One common aspect of a well assembled thriller that is set in a contained location, is to establish each element of your narrative, characters and environment as soon as possible. Therefore, when the events of the movie itself begin to unfold, you can integrate each development within the structure of the movie itself, making its progression feel natural and free flowing as a result. Take Sidney Lumet’s masterful ’12 Angry Men’, which in one brilliant tracking shot introduces the audience to the outline of the case, the room in which the ensuing debate is about to take place and the broad traits of each character (all 12 of them). Uncovering each new part of the case as well as the character’s background not only feels gratifying, it feels absolutely vital to the movie.

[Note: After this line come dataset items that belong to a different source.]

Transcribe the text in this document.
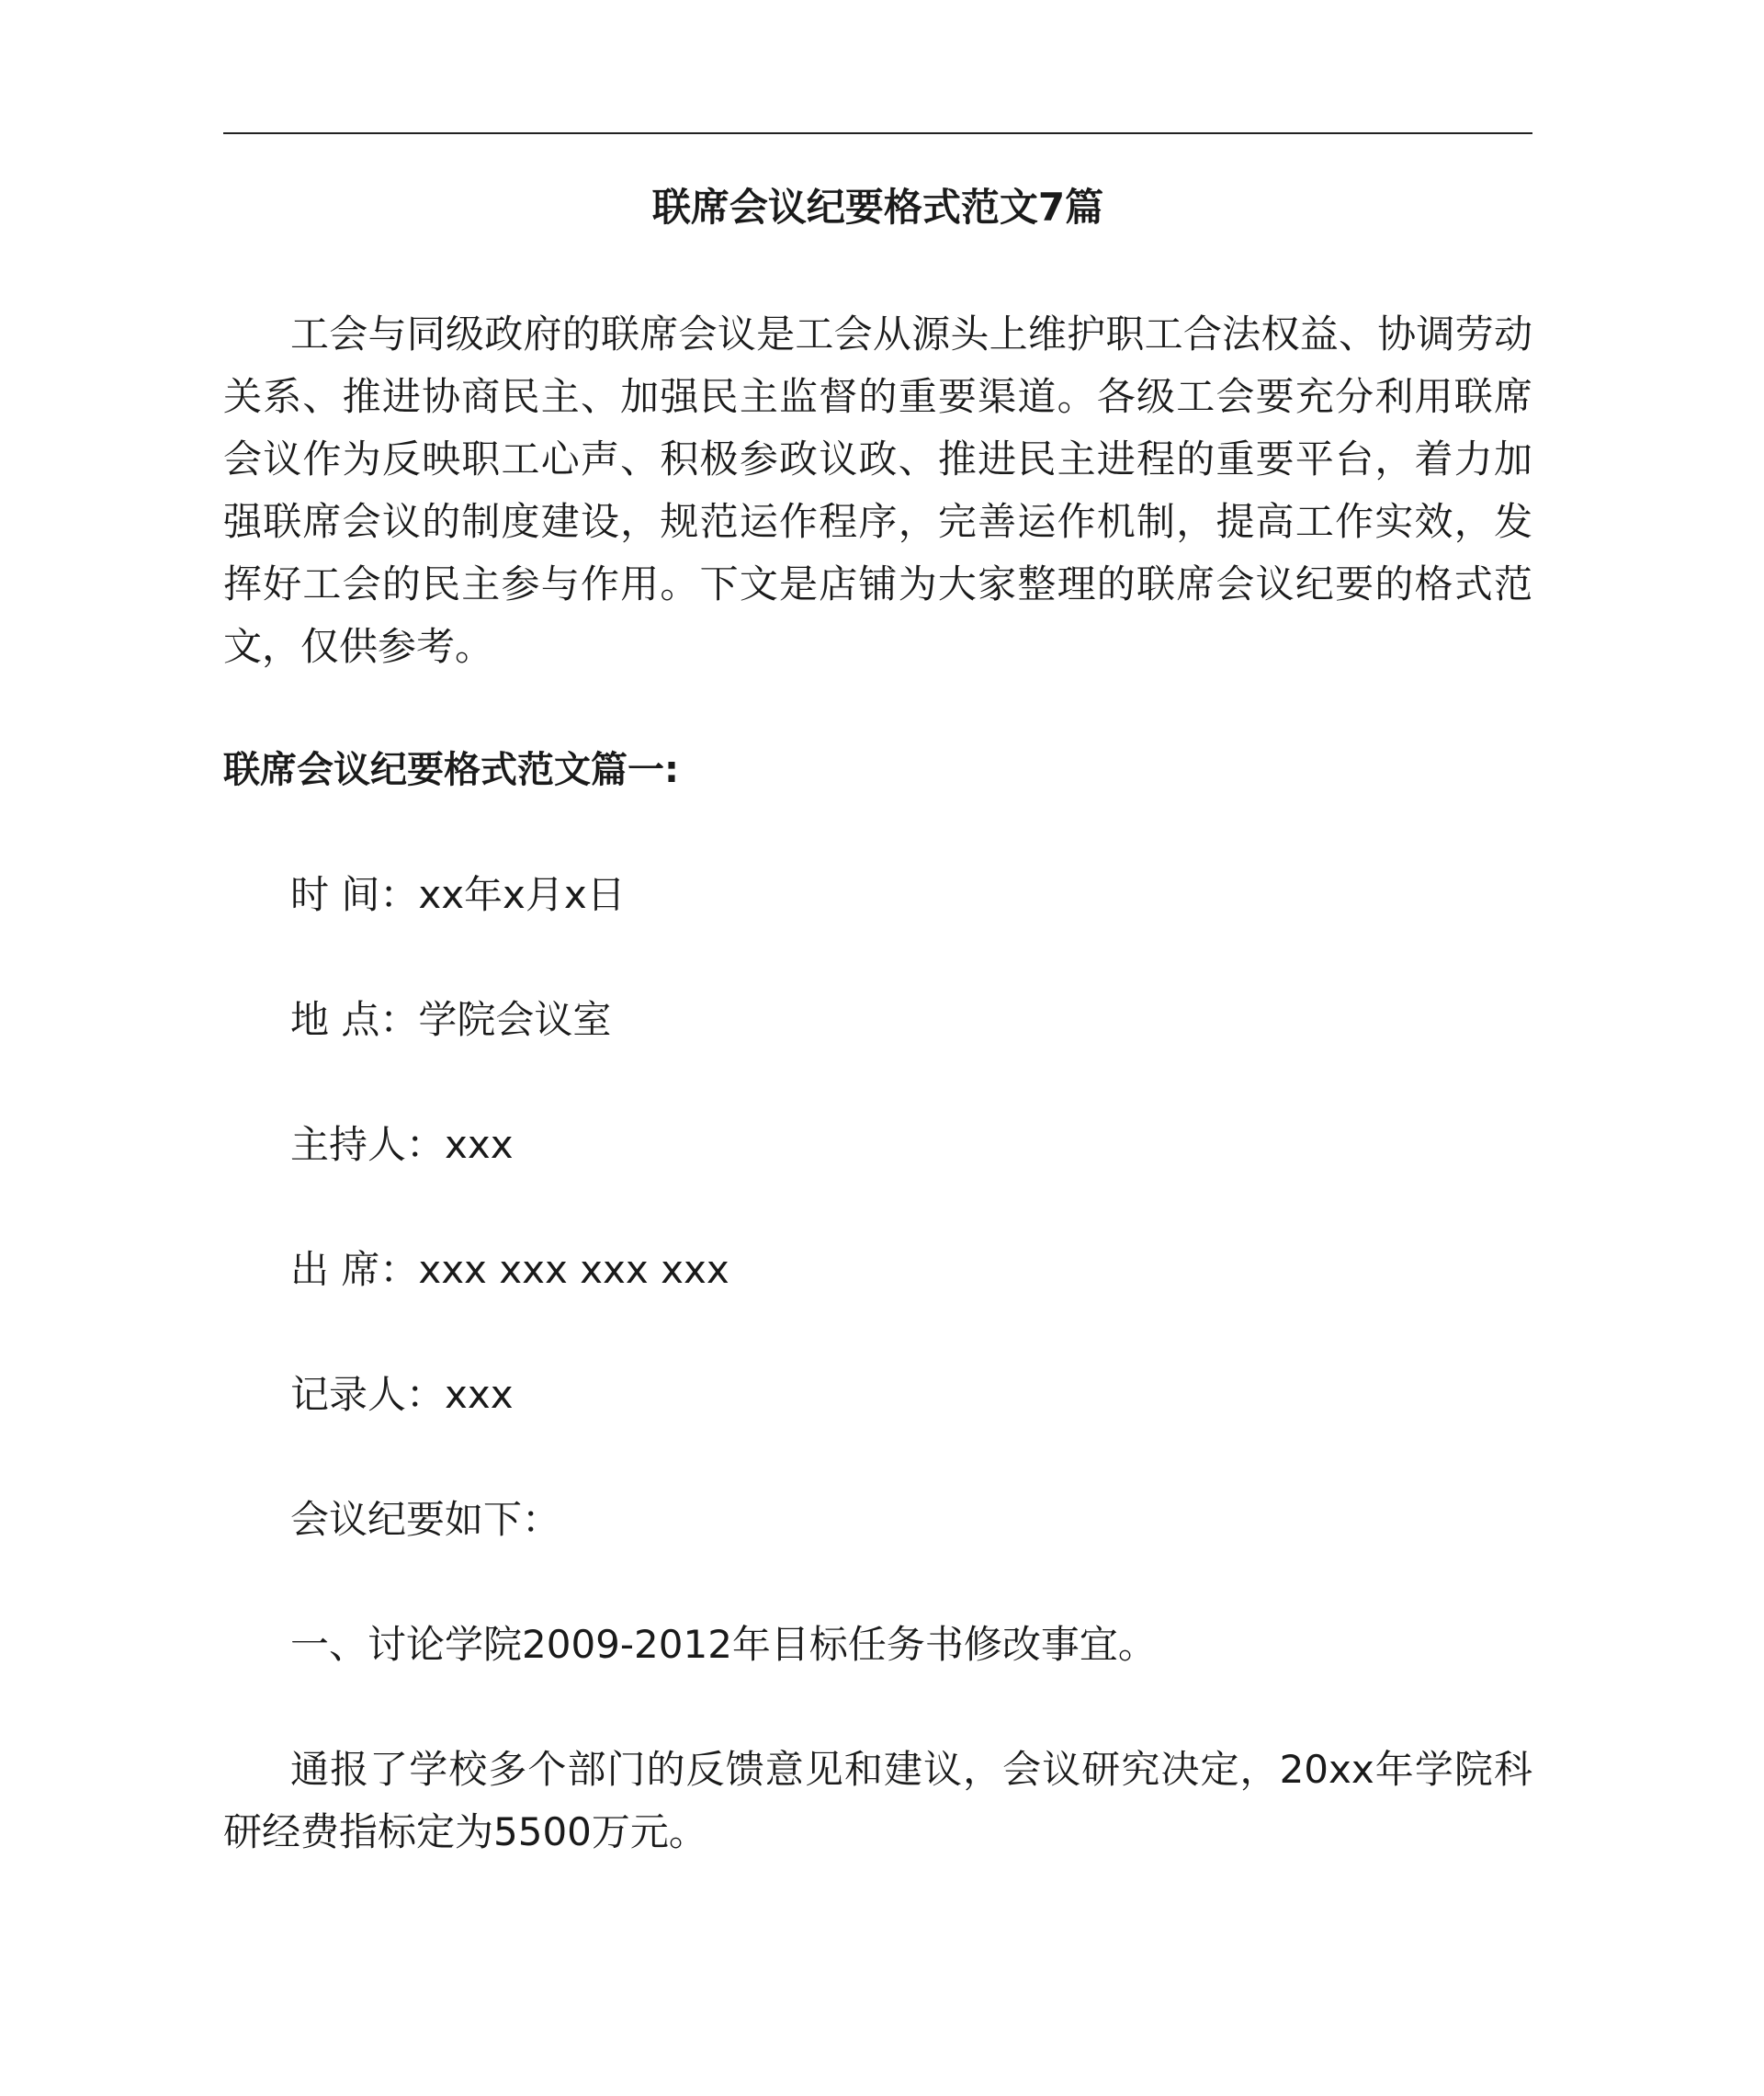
联席会议纪要格式范文7篇

工会与同级政府的联席会议是工会从源头上维护职工合法权益、协调劳动关系、推进协商民主、加强民主监督的重要渠道。各级工会要充分利用联席会议作为反映职工心声、积极参政议政、推进民主进程的重要平台，着力加强联席会议的制度建设，规范运作程序，完善运作机制，提高工作实效，发挥好工会的民主参与作用。下文是店铺为大家整理的联席会议纪要的格式范文，仅供参考。

联席会议纪要格式范文篇一:

时 间：xx年x月x日

地 点：学院会议室

主持人：xxx

出 席：xxx xxx xxx xxx

记录人：xxx

会议纪要如下：

一、讨论学院2009-2012年目标任务书修改事宜。

通报了学校多个部门的反馈意见和建议，会议研究决定，20xx年学院科研经费指标定为5500万元。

I bring this up because one of the issues I have with Doug Liman’s ‘The Wall’ is that it fails to do this during its opening minutes. We get a loose sense of camaraderie between the two U.S soldiers, nothing complex but substantial enough for us to sympathise with them, but from that point onwards the environment and resources that are at the disposal of those characters are left unnoticed until they become essential to the narrative. It means that each new element feels like an obligation to pad the movie’s runtime rather than something the audience actually wants to uncover. As well as that, a few of them even feel contrived due to not being adequately set up.

However, one of the more interesting parts of Liman’s approach to telling this story is that he tackles it in a very procedural way.  As Isaac is pinned down we see him develop various strategies and plan out his next move step by step. There’s no lapse in time when it comes to the protagonist of the movie which if anything makes us feel more in tune with the frustration that boils within him for the runtime of the movie. As an audience we are treated to every minor struggle and the pain that accompanies it. With a bullet wound to the leg, crawling across a small patch of dirt becomes a much more excruciating task and Liman makes sure we know it. 

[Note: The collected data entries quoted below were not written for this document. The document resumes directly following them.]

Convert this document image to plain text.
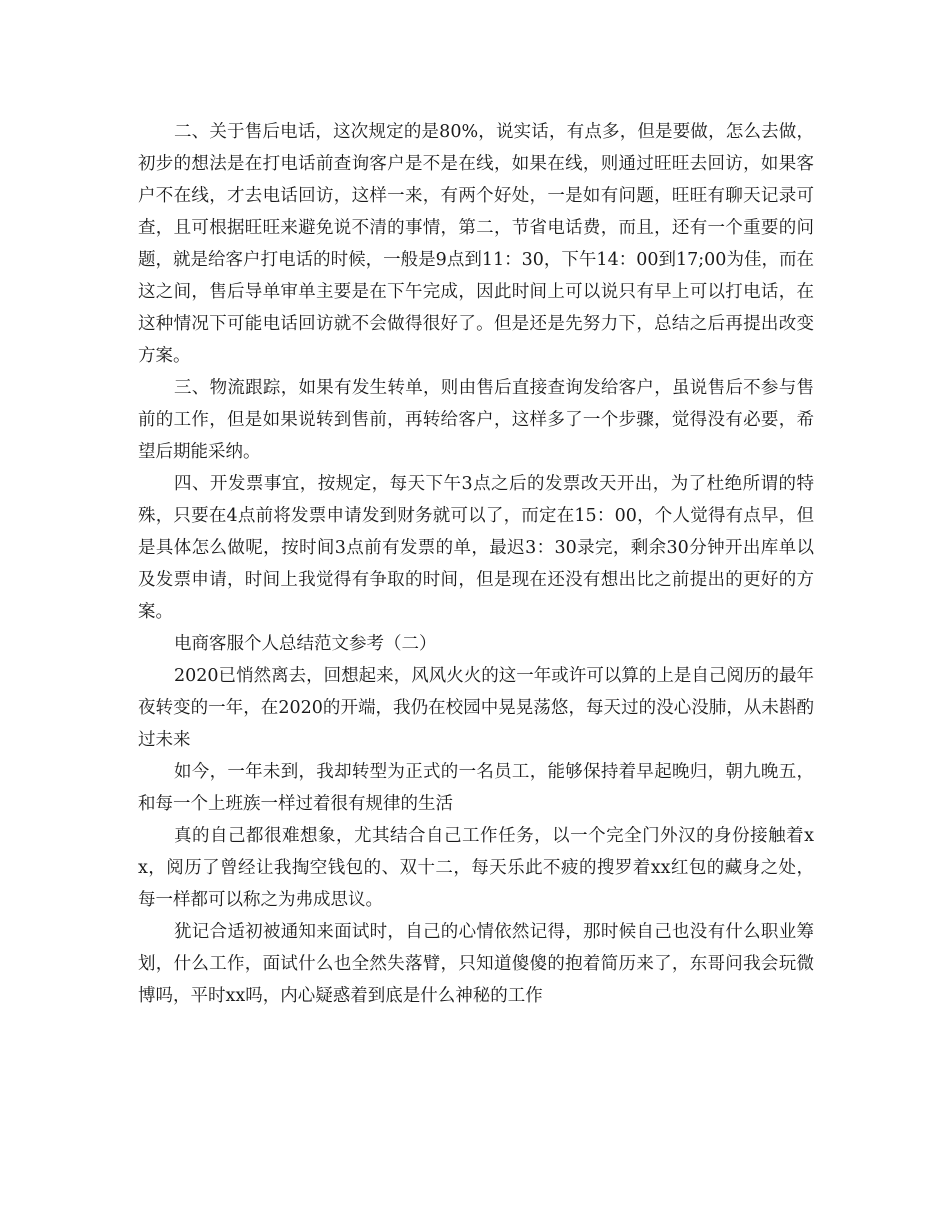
二、关于售后电话，这次规定的是80%，说实话，有点多，但是要做，怎么去做，初步的想法是在打电话前查询客户是不是在线，如果在线，则通过旺旺去回访，如果客户不在线，才去电话回访，这样一来，有两个好处，一是如有问题，旺旺有聊天记录可查，且可根据旺旺来避免说不清的事情，第二，节省电话费，而且，还有一个重要的问题，就是给客户打电话的时候，一般是9点到11：30，下午14：00到17;00为佳，而在这之间，售后导单审单主要是在下午完成，因此时间上可以说只有早上可以打电话，在这种情况下可能电话回访就不会做得很好了。但是还是先努力下，总结之后再提出改变方案。

三、物流跟踪，如果有发生转单，则由售后直接查询发给客户，虽说售后不参与售前的工作，但是如果说转到售前，再转给客户，这样多了一个步骤，觉得没有必要，希望后期能采纳。

四、开发票事宜，按规定，每天下午3点之后的发票改天开出，为了杜绝所谓的特殊，只要在4点前将发票申请发到财务就可以了，而定在15：00，个人觉得有点早，但是具体怎么做呢，按时间3点前有发票的单，最迟3：30录完，剩余30分钟开出库单以及发票申请，时间上我觉得有争取的时间，但是现在还没有想出比之前提出的更好的方案。

电商客服个人总结范文参考（二）

2020已悄然离去，回想起来，风风火火的这一年或许可以算的上是自己阅历的最年夜转变的一年，在2020的开端，我仍在校园中晃晃荡悠，每天过的没心没肺，从未斟酌过未来

如今，一年未到，我却转型为正式的一名员工，能够保持着早起晚归，朝九晚五，和每一个上班族一样过着很有规律的生活

真的自己都很难想象，尤其结合自己工作任务，以一个完全门外汉的身份接触着xx，阅历了曾经让我掏空钱包的、双十二，每天乐此不疲的搜罗着xx红包的藏身之处，每一样都可以称之为弗成思议。

犹记合适初被通知来面试时，自己的心情依然记得，那时候自己也没有什么职业筹划，什么工作，面试什么也全然失落臂，只知道傻傻的抱着简历来了，东哥问我会玩微博吗，平时xx吗，内心疑惑着到底是什么神秘的工作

This all gives Aaron Taylor Johnson plenty of opportunity to convey that pain and anguish throughout the movie. Outside of a few expositional speeches he is not given many chances to dig into the inner psyche of his character, but the immediate danger he is in can be keenly felt by Johnson’s performance alone. What I found to be even more intriguing is how his ensuing psychological battle with the enemy sniper. Communicating to each other via radio, his attacker probes him for information concerning his own past, which Isaac withholds at first but occasionally reveals either out of desperation or an attempt to stall for time as he hatches his own plans. It is a pleasingly constructed psychological game.

What hampers it however is the fact that, as I said earlier, we don’t get an insight into either character on any deep level. We get some from Isaac but only in the later sections of the story, when the narrative has become repetitive and this emotional weight comes across more as an attempt to stall for time. As for the enemy sniper himself, the script has plenty of opportunities from which it could have delved into his deeper thoughts but chooses instead to have his dialogue be cryptic messages and threats, becoming what is essentially an hour long bad guy monologue rather than a study of two rival soldiers.

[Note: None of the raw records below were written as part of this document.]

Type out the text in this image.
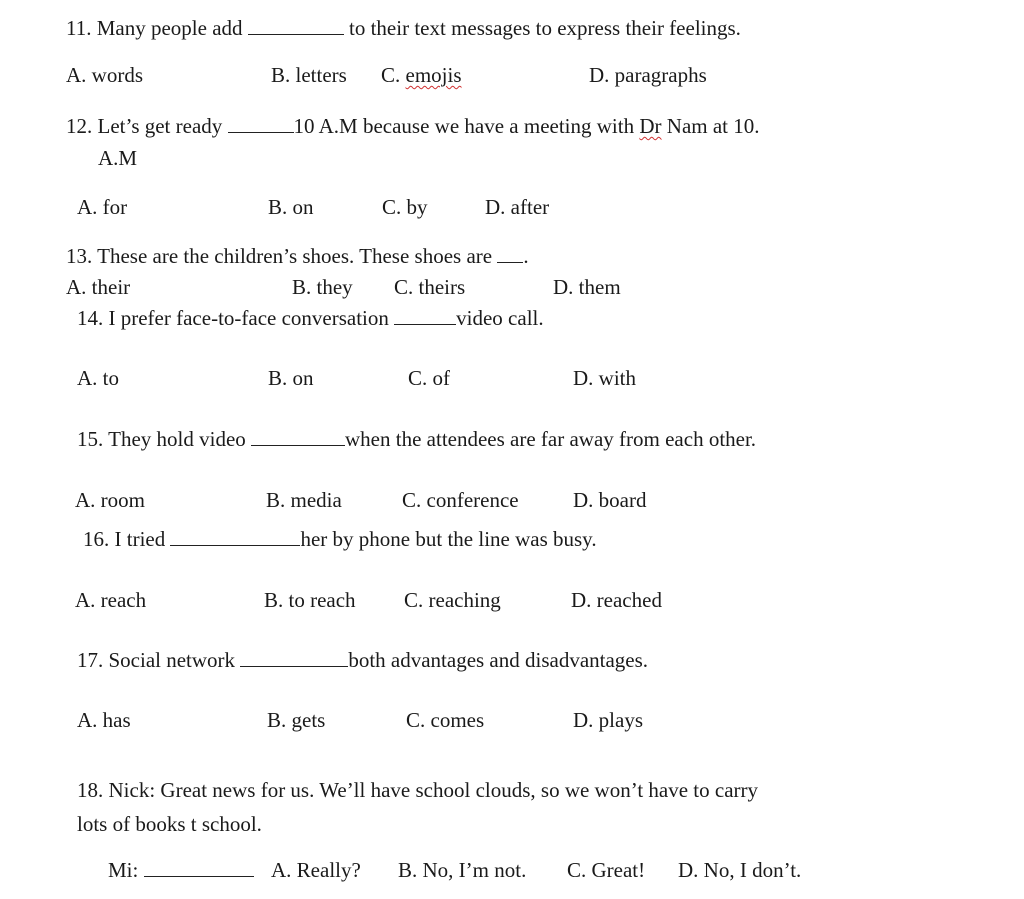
11. Many people add	to their text messages to express their feelings.
A. words	B. letters C. emojis	D. paragraphs
12. Let’s get ready	10 A.M because we have a meeting with Dr Nam at 10.
A.M
A. for	B. on	C. by	D. after
13. These are the children’s shoes. These shoes are .
A. their	B. they C. theirs	D. them
14. I prefer face-to-face conversation	video call.
A. to	B. on	C. of	D. with
15. They hold video	when the attendees are far away from each other.
A. room	B. media	C. conference	D. board
16. I tried	her by phone but the line was busy.
A. reach	B. to reach C. reaching	D. reached
17. Social network	both advantages and disadvantages.
A. has	B. gets	C. comes	D. plays
18. Nick: Great news for us. We’ll have school clouds, so we won’t have to carry
lots of books t school.
Mi:	A. Really? B. No, I’m not. C. Great! D. No, I don’t.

At the end of the day, the biggest problem with ‘The Wall’ is how it struggles to stay consistently involving for its whole runtime. I think that’s not just a case of substance though, Liman’s entire visual language seems to stay consistently flat throughout. Though it is initially exciting, it becomes monotonous when confined to a single space. Not to compare it to ’12 Angry Men’ once again as if the movie should be expected to stand alongside something as great as that (because frankly, who can?), but in that film Lumet increased the tension through visuals. His use of lower angles, intense close ups and high contrast lighting made the movie feel more the more involving through its runtime, ‘The Wall’ fails to do the same.

An effectively made thriller that lacks the nuance or depth to remain invigorating for its entire runtime.